La pasión y la muerte en cruz de Cristo es la culminación de su paso por la vida haciendo el bien. La cruz es la suprema expresión del  amor y la entrega del que por nosotros los hombres y por nuestra salvación bajó del cielo. La pasión y la cruz no son pasividad o gusto por el tormento, sino consecuencia de “poner el amor, la verdad y la justicia, por encima de su propio provecho y ventaja” (Benedicto XVI). Cristo Jesús es el gran testigo –mártir-, al que tantos cristianos han seguido. Cristo muere en la cruz porque puso la entrega y el amor a sus hermanos los hombres por encima de su propio interés.

 

Es la Cruz es el símbolo más elocuente del infinito amor de Dios: Cristo, hombre verdadero y Dios verdadero, se sometió a la muerte “y una muerte de cruz”. Como un hombre cualquiera, uno de tantos, experimentó la injusticia, la traición, la impotencia, el abandono, la soledad, la muerte.
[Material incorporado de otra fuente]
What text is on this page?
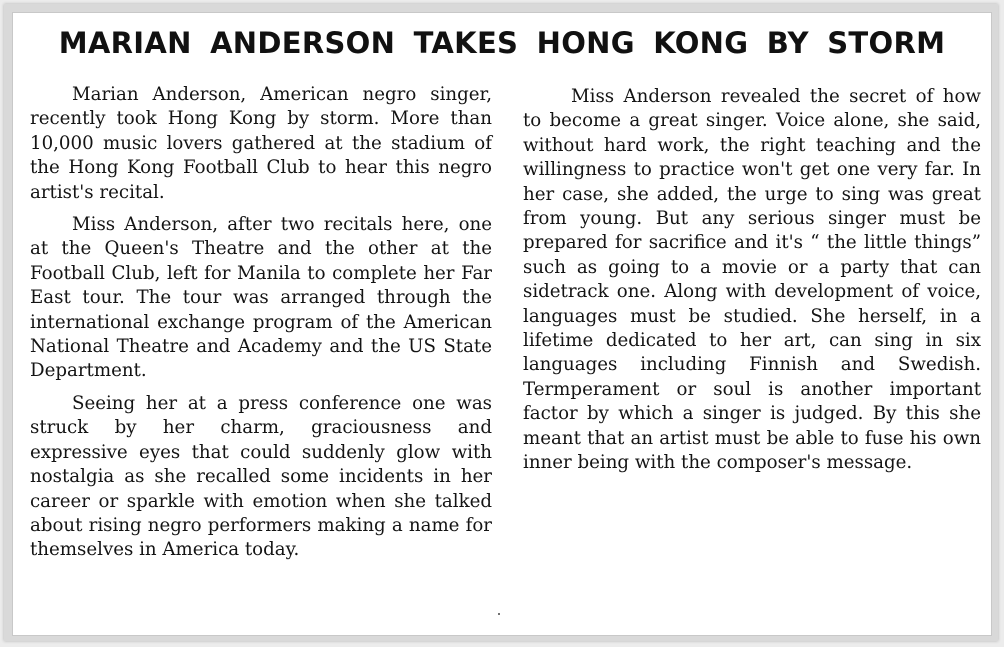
MARIAN ANDERSON TAKES HONG KONG BY STORM

Marian Anderson, American negro singer, recently took Hong Kong by storm. More than 10,000 music lovers gathered at the stadium of the Hong Kong Football Club to hear this negro artist's recital.

Miss Anderson, after two recitals here, one at the Queen's Theatre and the other at the Football Club, left for Manila to complete her Far East tour. The tour was arranged through the international exchange program of the American National Theatre and Academy and the US State Department.

Seeing her at a press conference one was struck by her charm, graciousness and expressive eyes that could suddenly glow with nostalgia as she recalled some incidents in her career or sparkle with emotion when she talked about rising negro performers making a name for themselves in America today.

Miss Anderson revealed the secret of how to become a great singer. Voice alone, she said, without hard work, the right teaching and the willingness to practice won't get one very far. In her case, she added, the urge to sing was great from young. But any serious singer must be prepared for sacrifice and it's “ the little things” such as going to a movie or a party that can sidetrack one. Along with development of voice, languages must be studied. She herself, in a lifetime dedicated to her art, can sing in six languages including Finnish and Swedish. Termperament or soul is another important factor by which a singer is judged. By this she meant that an artist must be able to fuse his own inner being with the composer's message.
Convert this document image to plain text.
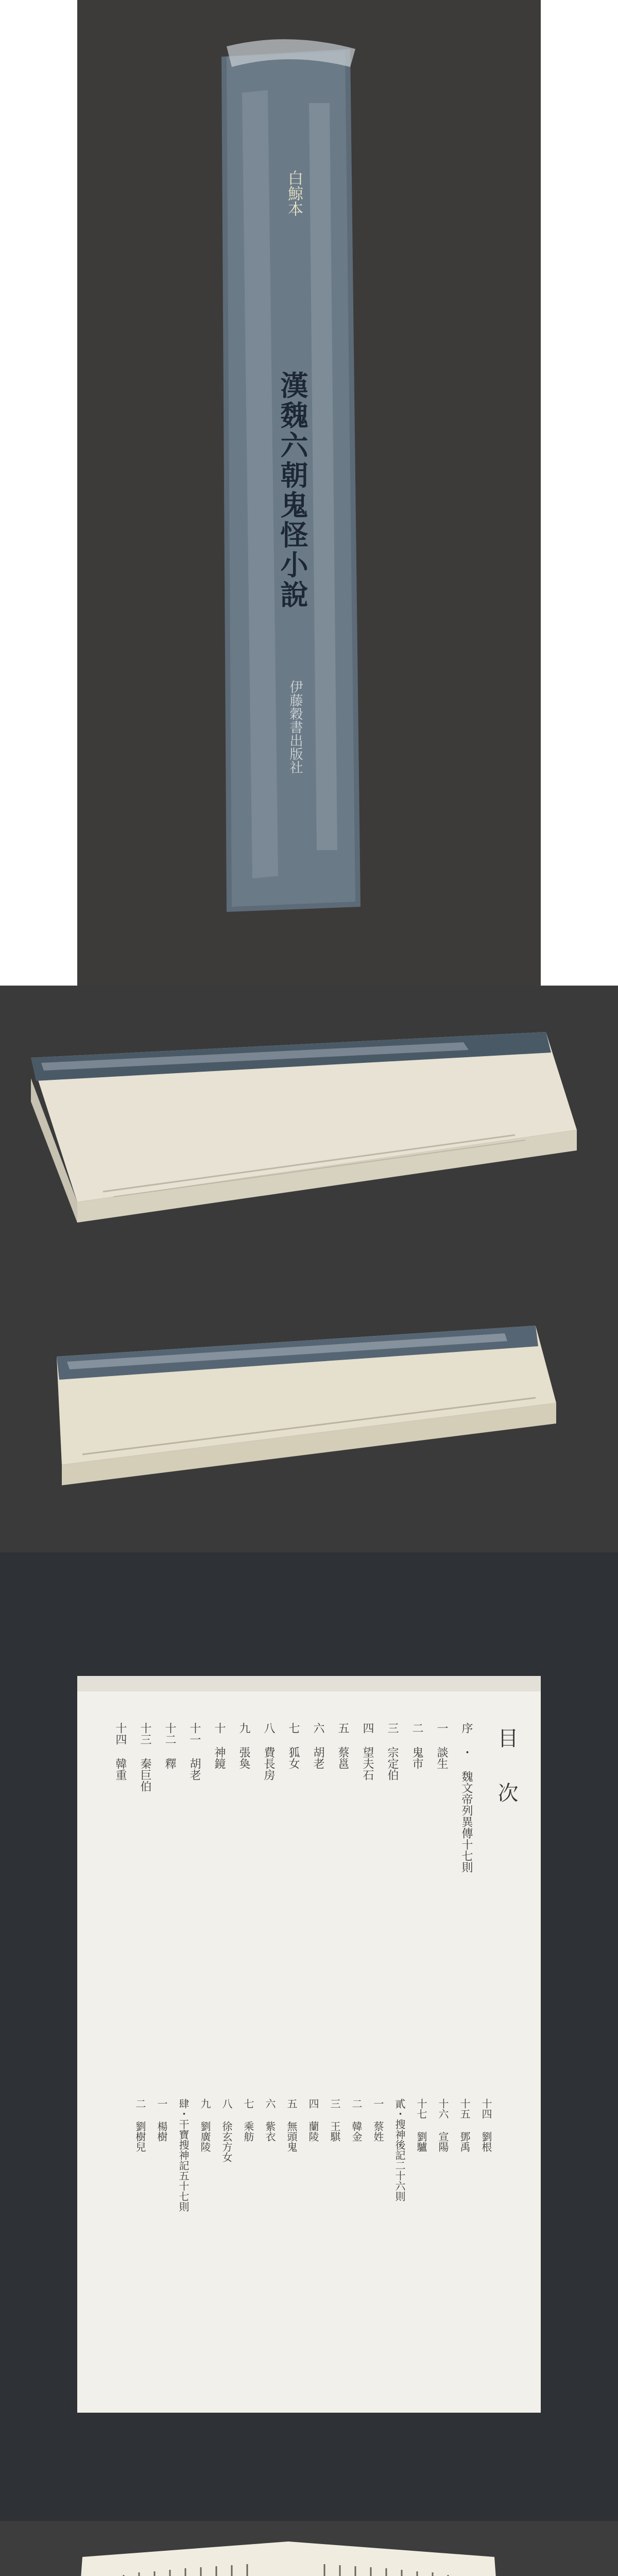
白鯨本
漢魏六朝鬼怪小說
伊藤穀書出版社
目 次
序 ・ 魏文帝列異傳十七則
一 談生
二 鬼市
三 宗定伯
四 望夫石
五 蔡邕
六 胡老
七 狐女
八 費長房
九 張奐
十 神鏡
十一 胡老
十二 釋
十三 秦巨伯
十四 韓重
十四 劉根
十五 鄧禹
十六 宣陽
十七 劉驢
貳・搜神後記二十六則
一 蔡姓
二 韓金
三 王騏
四 蘭陵
五 無頭鬼
六 紫衣
七 乘舫
八 徐玄方女
九 劉廣陵
肆・干寶搜神記五十七則
一 楊樹
二 劉樹兒
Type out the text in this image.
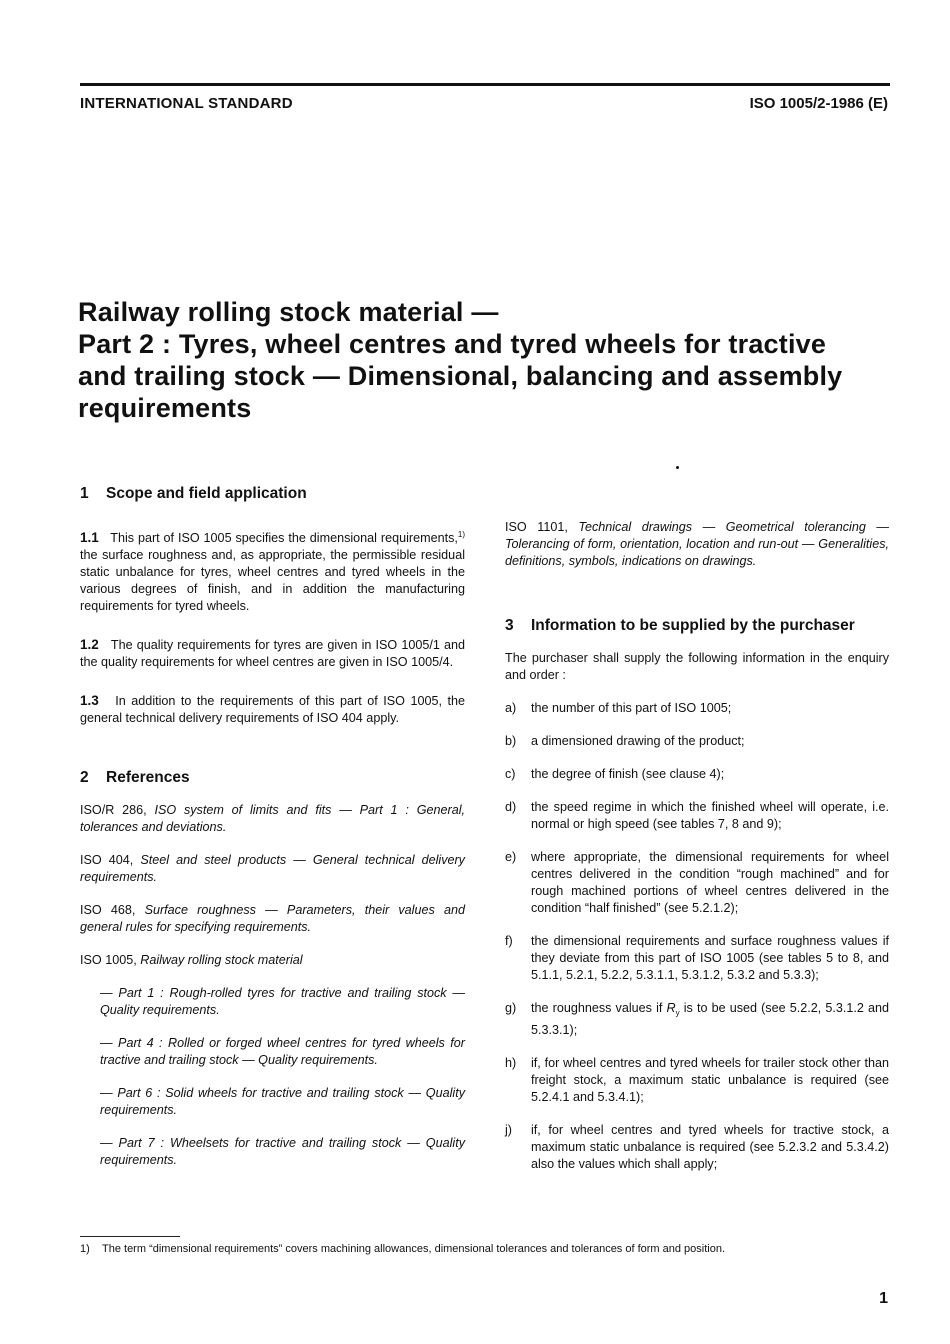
INTERNATIONAL STANDARD	ISO 1005/2-1986 (E)
Railway rolling stock material —
Part 2 : Tyres, wheel centres and tyred wheels for tractive
and trailing stock — Dimensional, balancing and assembly
requirements
1 Scope and field application

1.1 This part of ISO 1005 specifies the dimensional requirements,$^{1)}$ the surface roughness and, as appropriate, the permissible residual static unbalance for tyres, wheel centres and tyred wheels in the various degrees of finish, and in addition the manufacturing requirements for tyred wheels.

1.2 The quality requirements for tyres are given in ISO 1005/1 and the quality requirements for wheel centres are given in ISO 1005/4.

1.3 In addition to the requirements of this part of ISO 1005, the general technical delivery requirements of ISO 404 apply.

2 References

ISO/R 286, ISO system of limits and fits — Part 1 : General, tolerances and deviations.

ISO 404, Steel and steel products — General technical delivery requirements.

ISO 468, Surface roughness — Parameters, their values and general rules for specifying requirements.

ISO 1005, Railway rolling stock material

— Part 1 : Rough-rolled tyres for tractive and trailing stock — Quality requirements.

— Part 4 : Rolled or forged wheel centres for tyred wheels for tractive and trailing stock — Quality requirements.

— Part 6 : Solid wheels for tractive and trailing stock — Quality requirements.

— Part 7 : Wheelsets for tractive and trailing stock — Quality requirements.

ISO 1101, Technical drawings — Geometrical tolerancing — Tolerancing of form, orientation, location and run-out — Generalities, definitions, symbols, indications on drawings.

3 Information to be supplied by the purchaser

The purchaser shall supply the following information in the enquiry and order :

a)	the number of this part of ISO 1005;
b)	a dimensioned drawing of the product;
c)	the degree of finish (see clause 4);
d)	the speed regime in which the finished wheel will operate, i.e. normal or high speed (see tables 7, 8 and 9);
e)	where appropriate, the dimensional requirements for wheel centres delivered in the condition “rough machined” and for rough machined portions of wheel centres delivered in the condition “half finished” (see 5.2.1.2);
f)	the dimensional requirements and surface roughness values if they deviate from this part of ISO 1005 (see tables 5 to 8, and 5.1.1, 5.2.1, 5.2.2, 5.3.1.1, 5.3.1.2, 5.3.2 and 5.3.3);
g)	the roughness values if $R_y$ is to be used (see 5.2.2, 5.3.1.2 and 5.3.3.1);
h)	if, for wheel centres and tyred wheels for trailer stock other than freight stock, a maximum static unbalance is required (see 5.2.4.1 and 5.3.4.1);
j)	if, for wheel centres and tyred wheels for tractive stock, a maximum static unbalance is required (see 5.2.3.2 and 5.3.4.2) also the values which shall apply;
1) The term “dimensional requirements” covers machining allowances, dimensional tolerances and tolerances of form and position.
1
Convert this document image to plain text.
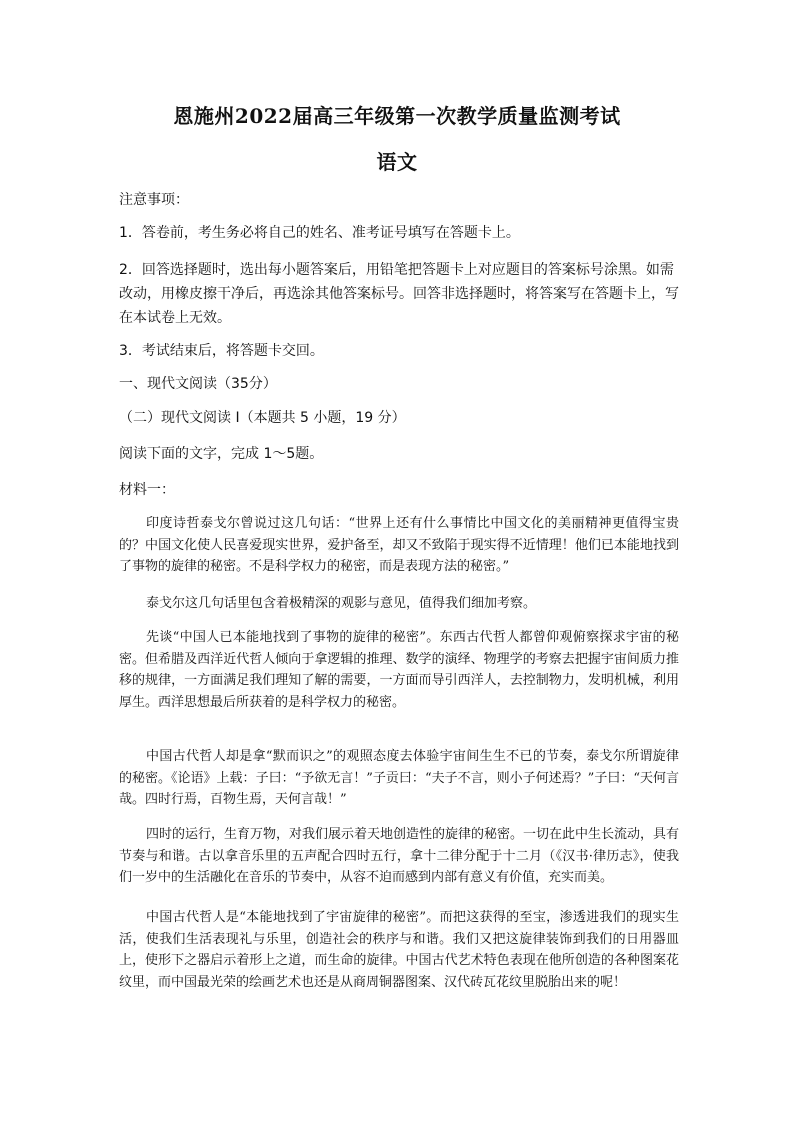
恩施州2022届高三年级第一次教学质量监测考试
语文
注意事项：
1．答卷前，考生务必将自己的姓名、准考证号填写在答题卡上。
2．回答选择题时，选出每小题答案后，用铅笔把答题卡上对应题目的答案标号涂黑。如需改动，用橡皮擦干净后，再选涂其他答案标号。回答非选择题时，将答案写在答题卡上，写在本试卷上无效。
3．考试结束后，将答题卡交回。
一、现代文阅读（35分）
（二）现代文阅读 I（本题共 5 小题，19 分）
阅读下面的文字，完成 1～5题。
材料一：
印度诗哲泰戈尔曾说过这几句话：“世界上还有什么事情比中国文化的美丽精神更值得宝贵的？中国文化使人民喜爱现实世界，爱护备至，却又不致陷于现实得不近情理！他们已本能地找到了事物的旋律的秘密。不是科学权力的秘密，而是表现方法的秘密。”
泰戈尔这几句话里包含着极精深的观影与意见，值得我们细加考察。
先谈“中国人已本能地找到了事物的旋律的秘密”。东西古代哲人都曾仰观俯察探求宇宙的秘密。但希腊及西洋近代哲人倾向于拿逻辑的推理、数学的演绎、物理学的考察去把握宇宙间质力推移的规律，一方面满足我们理知了解的需要，一方面而导引西洋人，去控制物力，发明机械，利用厚生。西洋思想最后所获着的是科学权力的秘密。
中国古代哲人却是拿“默而识之”的观照态度去体验宇宙间生生不已的节奏，泰戈尔所谓旋律的秘密。《论语》上载：子曰：“予欲无言！”子贡曰：“夫子不言，则小子何述焉？”子曰：“天何言哉。四时行焉，百物生焉，天何言哉！”
四时的运行，生育万物，对我们展示着天地创造性的旋律的秘密。一切在此中生长流动，具有节奏与和谐。古以拿音乐里的五声配合四时五行，拿十二律分配于十二月（《汉书·律历志》，使我们一岁中的生活融化在音乐的节奏中，从容不迫而感到内部有意义有价值，充实而美。
中国古代哲人是“本能地找到了宇宙旋律的秘密”。而把这获得的至宝，渗透进我们的现实生活，使我们生活表现礼与乐里，创造社会的秩序与和谐。我们又把这旋律装饰到我们的日用器皿上，使形下之器启示着形上之道，而生命的旋律。中国古代艺术特色表现在他所创造的各种图案花纹里，而中国最光荣的绘画艺术也还是从商周铜器图案、汉代砖瓦花纹里脱胎出来的呢！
Si decimos con verdad que Dios nació, podemos decir que Dios verdaderamente murió en la cruz. No fue una apariencia: la angustia ante la muerte le hizo sudar sangre (hematidrosis). Jesús vivió y murió puesto en las manos del Padre.

 

La pasión y muerte en cruz son la prueba del inmenso amor de Cristo: Un amor más fuerte que la muerte. El Crucificado-Resucitado vence al pecado, al mal y a la muerte. La Cruz –el amor hasta la muerte- es causa de resurrección. Dios levantó a Cristo sobre todo.

 

El hombre Cristo Jesús resucitó lleno de vida y de gloria. El primero de todos, como causa y guía de nuestra salvación. Cristo “aceptó la muerte, uno por todos, para librarnos el morir eterno; es más quiso entregar su vida para que todos tuviéramos vida eterna” (prefacio II de difuntos). Muriendo destruyó nuestra muerte y resucitando restauró la vida. “La cruz victoriosa ha iluminado a quien estaba cegado por la ignorancia, ha liberado a quien era prisionero del pecado, ha traído la redención a toda la humanidad” (San Cirilo de Jerusalén).

 

Todo el que por la fe y el bautismo está injertado en Cristo, participa ya ahora, mediante la gracia, de su vida y de su gloria. Su victoria sobre el pecado y la muerte, conseguida en la Cruz por su entrega total, es ya nuestra victoria. Por la fe y el bautismo participamos ya de la vida de Dios, del ser filial de Cristo: Somos hijos de Dios en el Hijo eterno de Dios. Nuestra humilde condición humana es ya transformada, según el modelo de la condición gloriosa de Cristo, que nos hace partícipes de su divinidad y de su inmortalidad. La gloria de Cristo, anticipa la resurrección y  “anuncia la divinización del hombre” (Benedicto XVI).

 

Pero no puede ser discípulo de Cristo quien no tome su cruz y le siga: quien no viva y no muera con Cristo y como Cristo no puede recibir la gracia, la vida, la gloria de Dios. “El que quiera venirse conmigo que se niegue a sí mismo, que cargue con su cruz y me siga” (Evangelio). También para nosotros la cruz (el amor a Dios y a los hermanos) es el camino hacia la resurrección, según la imagen de Cristo resucitado. “Quien no lleve su cruz detrás de mi no puede ser discípulo mío”. Para el cristiano cargar con la cruz es una misión que hay que abrazar por amor.

 

Este seguimiento de Cristo exige una conversión permanente: morir al mal y al pecado. Con paciencia, sin cansarnos de hacer el bien. Cristo es camino, verdad y vida. Hemos de seguir decididamente al Señor, para experimentar, ya desde ahora, también en las pruebas, la gloria del Señor Resucitado. “La transformación futura se promete a los que en la vida presente realicen la transformación  del mal al bien” (San Fulgencio de Ruspe).

 

Para seguir a Cristo hemos de llevar una “vida religiosa” (oración colecta): no podemos ajustarnos a los criterios de este mundo, sino transformarnos por la renovación de la mente, para que sepamos “discernir lo que es la voluntad de Dios, lo bueno, lo que le agrada, lo perfecto” (segunda lectura). Debemos pensar como Dios, no como los hombres (Evangelio). Así salvaremos y encontraremos la vida verdadera, infinita. Cristo    Jesús, el Crucificado-resucitado, pagará a cada uno según su conducta” (Evangelio).